When was the last time you took your own advice? And I mean put your very own recommendation into action. It’s usually much easier to hand out advice than it is to act on or internalize your own, isn’t it?
Advice is the theme for this month’s Time Warp Tuesday blog hop/writing exercise. This monthly activity involves revisiting blog entries from the archives and reflecting on our journeys since we once sat down to write (or read) them. Thanks for the prompt Kathy and for sharing Lori’s father’s advice to “Draw a wider circle. Include yourself in it.” I see the connection in my own blog post selection.
I was going to choose When Advice Doesn’t Pass the Sniff Test, a post I wrote in October 2007 about the
compassion-lacking clueless response Dr. Phil conveyed to a woman diagnosed with infertility who was struggling with her emotional response to pregnant women and friends with young children.
But instead I’d like to focus on You’re The Star of Your Own Life, a post I composed with a glass of Cabernet Sauvignon warming my veins. It was November 2010 and I was mulling over a few emails from blog readers seeking answers and advice about how to adjust to a life after an infertility diagnosis that didn’t involve motherhood. One email contained these observation:
I have learned to accept feeling left out, losing my “mom” friends, societal insensitivity, and running into every pregnant person in town when I go to the grocery store, but the part that bothers me the most is whether or not, when all is said and done, that my life will matter.
It was a poignant, searching and familiar set of sentiments that I’ve heard echo through the blogosphere from women adrift in a sea of confusion after their dreams of motherhood didn’t materialize. It prompted me to think about my own life. How had I managed to move from the place of alienation and darkness that accompanied infertility’s searing grief to a life of purpose and fulfillment. In response, I shared a few lessons and ideas about not only surviving but thriving, including these thoughts:
It’s easy to see how we buy-into the myth that there is only one way to live a meaningful life. We’re surrounded by messages every day that have the power to belittle or marginalize us if we allow them to own or control us. It’s self-defeating, though, to accept at face value someone else’s idea of what life is supposed to be like.

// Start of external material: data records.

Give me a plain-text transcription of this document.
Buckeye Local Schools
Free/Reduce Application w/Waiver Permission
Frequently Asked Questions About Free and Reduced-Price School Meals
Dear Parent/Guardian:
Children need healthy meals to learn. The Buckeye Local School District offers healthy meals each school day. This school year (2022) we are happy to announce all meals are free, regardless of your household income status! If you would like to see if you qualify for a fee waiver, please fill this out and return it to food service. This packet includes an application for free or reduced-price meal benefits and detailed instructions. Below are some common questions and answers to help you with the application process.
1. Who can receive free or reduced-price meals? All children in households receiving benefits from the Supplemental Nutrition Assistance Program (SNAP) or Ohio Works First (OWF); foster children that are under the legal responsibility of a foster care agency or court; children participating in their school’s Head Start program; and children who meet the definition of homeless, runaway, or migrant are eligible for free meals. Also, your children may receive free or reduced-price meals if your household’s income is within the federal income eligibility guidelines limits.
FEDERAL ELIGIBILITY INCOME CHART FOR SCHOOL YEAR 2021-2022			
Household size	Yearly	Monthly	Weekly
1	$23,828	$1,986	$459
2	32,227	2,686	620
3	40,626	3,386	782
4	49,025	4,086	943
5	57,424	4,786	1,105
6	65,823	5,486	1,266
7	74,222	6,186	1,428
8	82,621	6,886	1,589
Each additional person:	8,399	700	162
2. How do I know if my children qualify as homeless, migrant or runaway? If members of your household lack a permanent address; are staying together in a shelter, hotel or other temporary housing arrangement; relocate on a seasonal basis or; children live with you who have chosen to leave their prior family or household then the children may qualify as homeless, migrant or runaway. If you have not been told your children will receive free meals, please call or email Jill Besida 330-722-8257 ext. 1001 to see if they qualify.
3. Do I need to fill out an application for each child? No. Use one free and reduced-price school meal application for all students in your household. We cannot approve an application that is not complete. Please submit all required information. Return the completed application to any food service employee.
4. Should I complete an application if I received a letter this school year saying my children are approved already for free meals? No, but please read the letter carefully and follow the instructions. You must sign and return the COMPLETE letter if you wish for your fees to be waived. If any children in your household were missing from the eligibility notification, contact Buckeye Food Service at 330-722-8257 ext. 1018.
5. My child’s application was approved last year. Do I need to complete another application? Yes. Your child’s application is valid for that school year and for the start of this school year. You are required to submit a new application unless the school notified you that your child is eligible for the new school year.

Remember this: You’re the star of your own life. You get to write the script, design your costumes, own the stage, and sing your own tunes. Make it yours!
Some two and half years later I re-read those optimistic, encouraging words with a new sense of appreciation for my own reinvention and the sometimes clumsy attempts I made to outfit myself in a new identity, to nullify unpleasant stereotypes associated with women who are not mothers and to see a new world unfold before me from a different stage.
Revisiting the post also called up images of women I’ve had the good fortune to meet who also turned their eyes and their many talents toward building new lives — strong, creative women who have art directed and written new scripts for themselves like Tracey Cleantis now writing a book, Irina Vodar who is creating a film, Marni Rosner who has authored pioneering research, Monica Wiesblott who expresses life through photography exhibits, Jody Day who has birthed an internationally active community, Lesley Pyne who has launched a new support network, Gillian Guthrie who hosts gatherings and Lisa Manterfield who channeled her nurturing energies into helping others thrive. And these are just some of the many who started down one path and ended up on another.
There were more than a few days when I had to remind myself to take my own advice and in the company of great role models, I’m all the better for it.